I'm using SpaCy's Matcher function to parse clauses (adverbial/prepositional/etc.) as a part of pre-processing. Some of these clauses are fairly complex and it would be impossible to create strict rules for every instance. Consequently, I have utilized {'OP': ''}* in my Matcher to account for the tokens that I cannot manually create rules for. My issue: is that each clause type cannot permit certain token types. I would like to create a rule within my Pattern Matcher that permits all token types, except for particular tokens that I could specify.
Simplified version of my current Matcher for Adjectival Clauses:
pattern = [{'TAG': ',', 'OP': '+'},
{'DEP': 'det', 'OP': '*'},
{'DEP': 'det', 'OP': '*'},
{'DEP': 'amod', 'OP': '+'},
{'OP': '*'},
{'TAG': '.', 'OP': '+'}]
GOAL: Maintain the core structure of the pattern while being able to exclude "ROOT" dependencies, because the inclusion of "ROOT" Dependency Tokens create false matches.

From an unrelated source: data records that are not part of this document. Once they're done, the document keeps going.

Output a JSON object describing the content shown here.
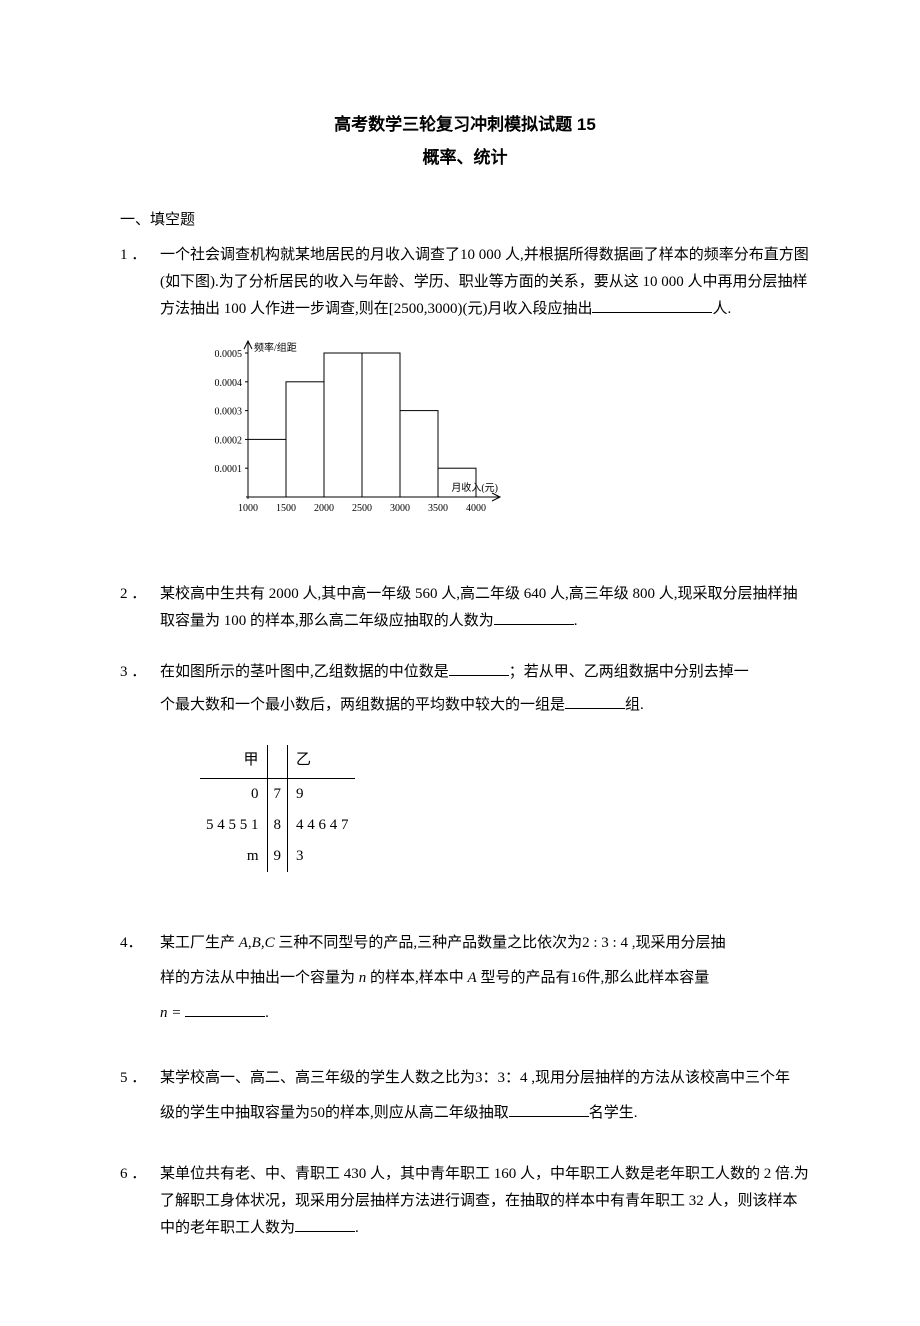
{
  "title": "高考数学三轮复习冲刺模拟试题 15",
  "subtitle": "概率、统计",
  "section_header": "一、填空题",
  "questions": {
    "q1": {
      "num": "1 ．",
      "text_before": "一个社会调查机构就某地居民的月收入调查了10 000 人,并根据所得数据画了样本的频率分布直方图(如下图).为了分析居民的收入与年龄、学历、职业等方面的关系，要从这 10 000 人中再用分层抽样方法抽出 100 人作进一步调查,则在[2500,3000)(元)月收入段应抽出",
      "text_after": "人.",
      "chart": {
        "y_label": "频率/组距",
        "x_label": "月收入(元)",
        "y_ticks": [
          "0.0001",
          "0.0002",
          "0.0003",
          "0.0004",
          "0.0005"
        ],
        "x_ticks": [
          "1000",
          "1500",
          "2000",
          "2500",
          "3000",
          "3500",
          "4000"
        ],
        "bars": [
          {
            "x_start": 1000,
            "x_end": 1500,
            "height": 0.0002
          },
          {
            "x_start": 1500,
            "x_end": 2000,
            "height": 0.0004
          },
          {
            "x_start": 2000,
            "x_end": 2500,
            "height": 0.0005
          },
          {
            "x_start": 2500,
            "x_end": 3000,
            "height": 0.0005
          },
          {
            "x_start": 3000,
            "x_end": 3500,
            "height": 0.0003
          },
          {
            "x_start": 3500,
            "x_end": 4000,
            "height": 0.0001
          }
        ],
        "colors": {
          "line": "#000000",
          "background": "#ffffff"
        },
        "font_size": 10
      }
    },
    "q2": {
      "num": "2 ．",
      "text_before": "某校高中生共有 2000 人,其中高一年级 560 人,高二年级 640 人,高三年级 800 人,现采取分层抽样抽取容量为 100 的样本,那么高二年级应抽取的人数为",
      "text_after": "."
    },
    "q3": {
      "num": "3 ．",
      "text_p1_before": "在如图所示的茎叶图中,乙组数据的中位数是",
      "text_p1_after": "；若从甲、乙两组数据中分别去掉一",
      "text_p2_before": "个最大数和一个最小数后，两组数据的平均数中较大的一组是",
      "text_p2_after": "组.",
      "stemleaf": {
        "header_left": "甲",
        "header_right": "乙",
        "rows": [
          {
            "left": "0",
            "stem": "7",
            "right": "9"
          },
          {
            "left": "5 4 5 5 1",
            "stem": "8",
            "right": "4 4 6 4 7"
          },
          {
            "left": "m",
            "stem": "9",
            "right": "3"
          }
        ]
      }
    },
    "q4": {
      "num": "4．",
      "text_part1": "某工厂生产 ",
      "text_abc": "A,B,C",
      "text_part2": " 三种不同型号的产品,三种产品数量之比依次为2 : 3 : 4 ,现采用分层抽",
      "text_part3": "样的方法从中抽出一个容量为 ",
      "text_n1": "n",
      "text_part4": " 的样本,样本中 ",
      "text_a": "A",
      "text_part5": " 型号的产品有16件,那么此样本容量",
      "text_eq": "n = ",
      "text_after": "."
    },
    "q5": {
      "num": "5 ．",
      "text_p1": "某学校高一、高二、高三年级的学生人数之比为3：3：4 ,现用分层抽样的方法从该校高中三个年",
      "text_p2_before": "级的学生中抽取容量为50的样本,则应从高二年级抽取",
      "text_p2_after": "名学生."
    },
    "q6": {
      "num": "6 ．",
      "text_before": "某单位共有老、中、青职工 430 人，其中青年职工 160 人，中年职工人数是老年职工人数的 2 倍.为了解职工身体状况，现采用分层抽样方法进行调查，在抽取的样本中有青年职工 32 人，则该样本中的老年职工人数为",
      "text_after": "."
    }
  }
}
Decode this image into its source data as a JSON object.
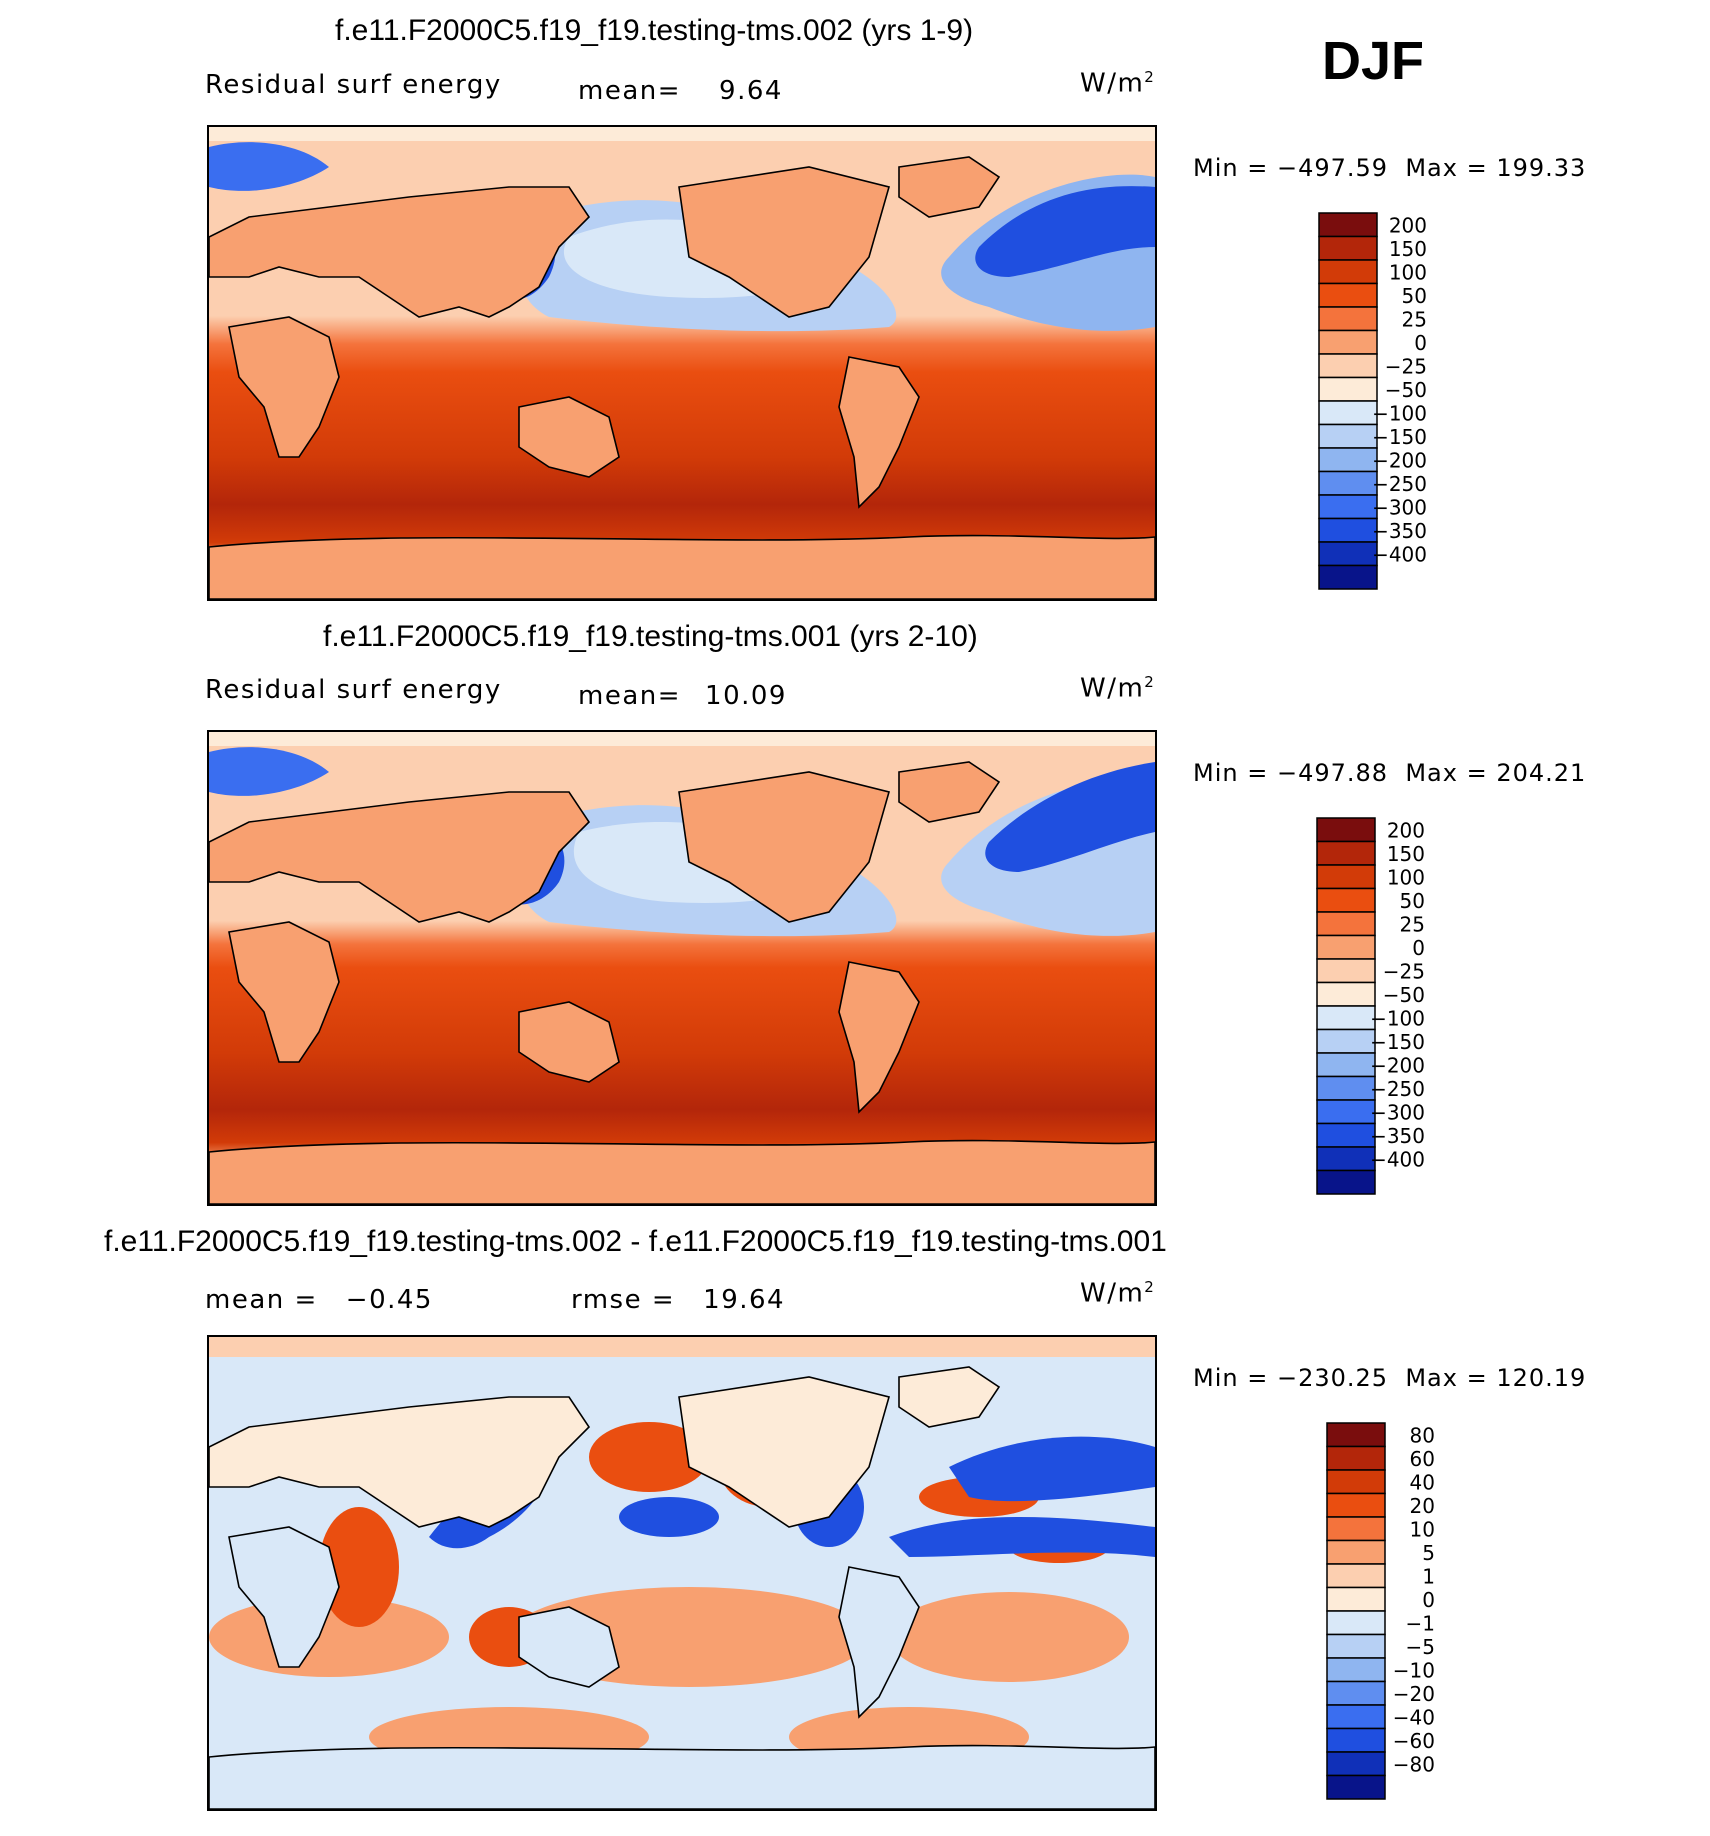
{
  "season": "DJF",
  "units_label": "W/m",
  "units_exp": "2",
  "chart_data": [
    {
      "type": "heatmap",
      "title": "f.e11.F2000C5.f19_f19.testing-tms.002 (yrs 1-9)",
      "left_label": "Residual surf energy",
      "stat_label": "mean=",
      "stat_value": "9.64",
      "min_label": "Min",
      "min_value": "−497.59",
      "max_label": "Max",
      "max_value": "199.33",
      "levels": [
        "200",
        "150",
        "100",
        "50",
        "25",
        "0",
        "−25",
        "−50",
        "−100",
        "−150",
        "−200",
        "−250",
        "−300",
        "−350",
        "−400"
      ],
      "colors": [
        "#7a0d0d",
        "#b3260a",
        "#d23b08",
        "#ea4e10",
        "#f4733c",
        "#f8a070",
        "#fccfb0",
        "#fdebd8",
        "#d9e8f8",
        "#b7d0f4",
        "#8fb5f0",
        "#5f8ef0",
        "#3a6ef0",
        "#1f4fe0",
        "#1030b8",
        "#08148a"
      ]
    },
    {
      "type": "heatmap",
      "title": "f.e11.F2000C5.f19_f19.testing-tms.001 (yrs 2-10)",
      "left_label": "Residual surf energy",
      "stat_label": "mean=",
      "stat_value": "10.09",
      "min_label": "Min",
      "min_value": "−497.88",
      "max_label": "Max",
      "max_value": "204.21",
      "levels": [
        "200",
        "150",
        "100",
        "50",
        "25",
        "0",
        "−25",
        "−50",
        "−100",
        "−150",
        "−200",
        "−250",
        "−300",
        "−350",
        "−400"
      ],
      "colors": [
        "#7a0d0d",
        "#b3260a",
        "#d23b08",
        "#ea4e10",
        "#f4733c",
        "#f8a070",
        "#fccfb0",
        "#fdebd8",
        "#d9e8f8",
        "#b7d0f4",
        "#8fb5f0",
        "#5f8ef0",
        "#3a6ef0",
        "#1f4fe0",
        "#1030b8",
        "#08148a"
      ]
    },
    {
      "type": "heatmap",
      "title": "f.e11.F2000C5.f19_f19.testing-tms.002 - f.e11.F2000C5.f19_f19.testing-tms.001",
      "left_label": "mean =",
      "left_value": "−0.45",
      "stat_label": "rmse =",
      "stat_value": "19.64",
      "min_label": "Min",
      "min_value": "−230.25",
      "max_label": "Max",
      "max_value": "120.19",
      "levels": [
        "80",
        "60",
        "40",
        "20",
        "10",
        "5",
        "1",
        "0",
        "−1",
        "−5",
        "−10",
        "−20",
        "−40",
        "−60",
        "−80"
      ],
      "colors": [
        "#7a0d0d",
        "#b3260a",
        "#d23b08",
        "#ea4e10",
        "#f4733c",
        "#f8a070",
        "#fccfb0",
        "#fdebd8",
        "#d9e8f8",
        "#b7d0f4",
        "#8fb5f0",
        "#5f8ef0",
        "#3a6ef0",
        "#1f4fe0",
        "#1030b8",
        "#08148a"
      ]
    }
  ]
}
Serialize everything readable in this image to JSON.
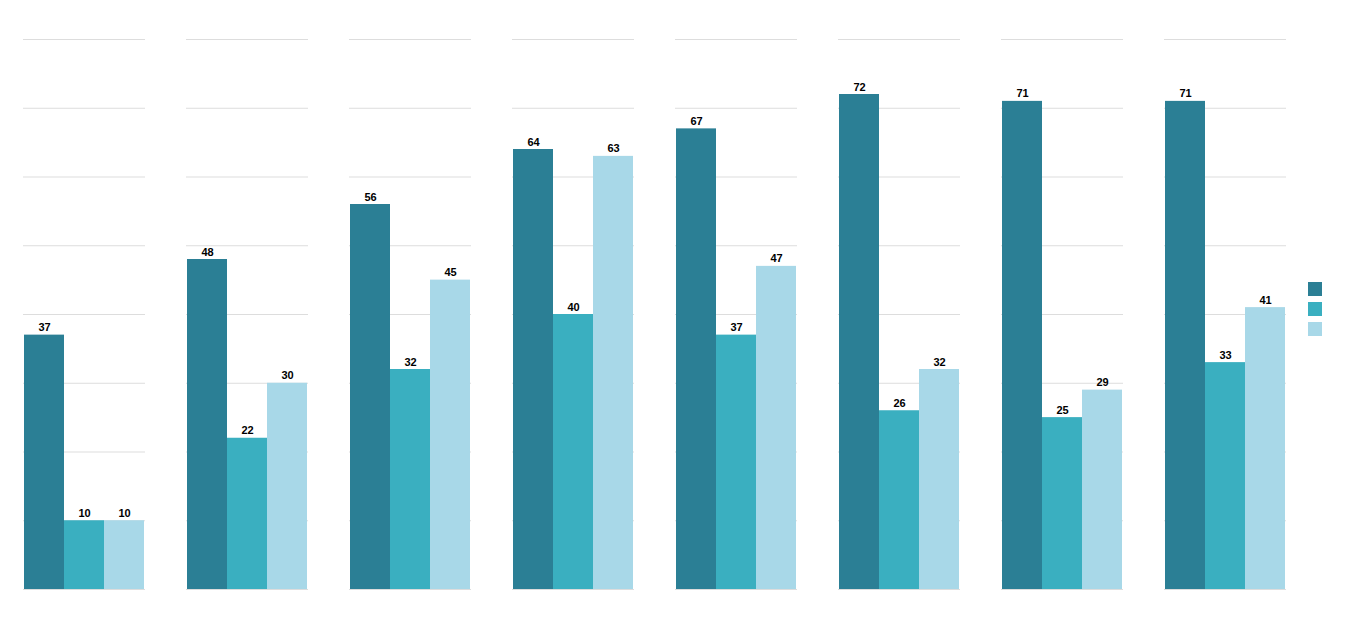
{
  "chart_data": {
    "type": "bar",
    "categories": [
      null,
      null,
      null,
      null,
      null,
      null,
      null,
      null
    ],
    "series": [
      {
        "color": "#2B7F95",
        "values": [
          37,
          48,
          56,
          64,
          67,
          72,
          71,
          71
        ]
      },
      {
        "color": "#3AAFC0",
        "values": [
          10,
          22,
          32,
          40,
          37,
          26,
          25,
          33
        ]
      },
      {
        "color": "#A8D8E8",
        "values": [
          10,
          30,
          45,
          63,
          47,
          32,
          29,
          41
        ]
      }
    ],
    "ylim": [
      0,
      80
    ],
    "yticks": [
      0,
      10,
      20,
      30,
      40,
      50,
      60,
      70,
      80
    ],
    "grid": true,
    "data_labels": true,
    "tick_labels": false,
    "legend": "right"
  }
}
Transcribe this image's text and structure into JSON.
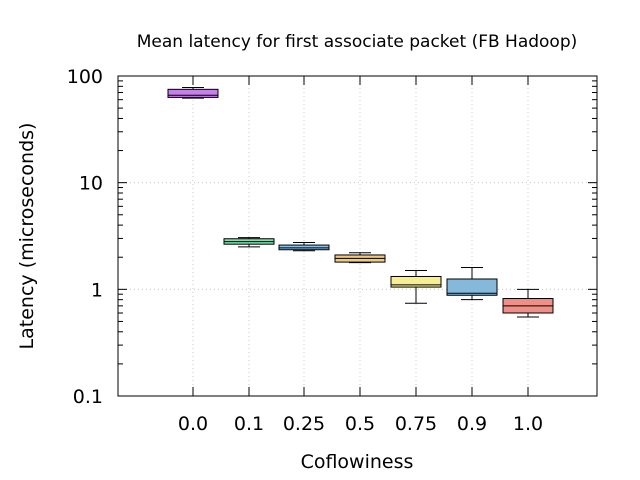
{
  "chart_data": {
    "type": "box",
    "title": "Mean latency for first associate packet (FB Hadoop)",
    "xlabel": "Coflowiness",
    "ylabel": "Latency (microseconds)",
    "yscale": "log",
    "ylim": [
      0.1,
      100
    ],
    "y_ticks": [
      "0.1",
      "1",
      "10",
      "100"
    ],
    "grid": true,
    "categories": [
      "0.0",
      "0.1",
      "0.25",
      "0.5",
      "0.75",
      "0.9",
      "1.0"
    ],
    "boxes": [
      {
        "category": "0.0",
        "whisker_low": 62,
        "q1": 63,
        "median": 66,
        "q3": 75,
        "whisker_high": 78,
        "color": "#c680e8"
      },
      {
        "category": "0.1",
        "whisker_low": 2.5,
        "q1": 2.65,
        "median": 2.8,
        "q3": 2.98,
        "whisker_high": 3.05,
        "color": "#7ee0b1"
      },
      {
        "category": "0.25",
        "whisker_low": 2.3,
        "q1": 2.35,
        "median": 2.45,
        "q3": 2.6,
        "whisker_high": 2.75,
        "color": "#8ec1ea"
      },
      {
        "category": "0.5",
        "whisker_low": 1.78,
        "q1": 1.8,
        "median": 1.95,
        "q3": 2.1,
        "whisker_high": 2.2,
        "color": "#f2c87e"
      },
      {
        "category": "0.75",
        "whisker_low": 0.74,
        "q1": 1.05,
        "median": 1.1,
        "q3": 1.32,
        "whisker_high": 1.5,
        "color": "#f7ee92"
      },
      {
        "category": "0.9",
        "whisker_low": 0.8,
        "q1": 0.88,
        "median": 0.92,
        "q3": 1.25,
        "whisker_high": 1.6,
        "color": "#86b8d9"
      },
      {
        "category": "1.0",
        "whisker_low": 0.55,
        "q1": 0.6,
        "median": 0.7,
        "q3": 0.82,
        "whisker_high": 1.0,
        "color": "#f08f88"
      }
    ]
  }
}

I have tried to add {'DEP': 'ROOT', 'OP': '!'} to create an exception for {'OP': ''}*. The code resultingly looks like this:
pattern = [{'TAG': ',', 'OP': '+'},
{'DEP': 'det', 'OP': '*'},
{'DEP': 'det', 'OP': '*'},
{'DEP': 'amod', 'OP': '+'},
{'OP': '*'},
{'DEP': 'ROOT', 'OP': '!'}
{'TAG': '.', 'OP': '+'}]
I expected the matcher to initially parse the unwanted token and accept it in the Matcher, then reject it once it hit the {'DEP': 'ROOT', 'OP': '!'} rule. The goal is to be able to parse the clause from sentence (1) and not parse sentence (2):
(1) "It has started a revolution, this merry band." (2) "And yes, this merry band isn’t all happy or all dudes."
As far as I'm aware, {'OP': '*'} is the only rule that will accept all tokens and {'DEP': 'ROOT', 'OP': '!'} is the only rule to negate tokens. I've tried to mix the order but that hasn't helped either.
If anyone knows of a way to utilize the {'OP': '*'} rule while also being able to restrict specific token types that would be greatly appreciated. Thank you!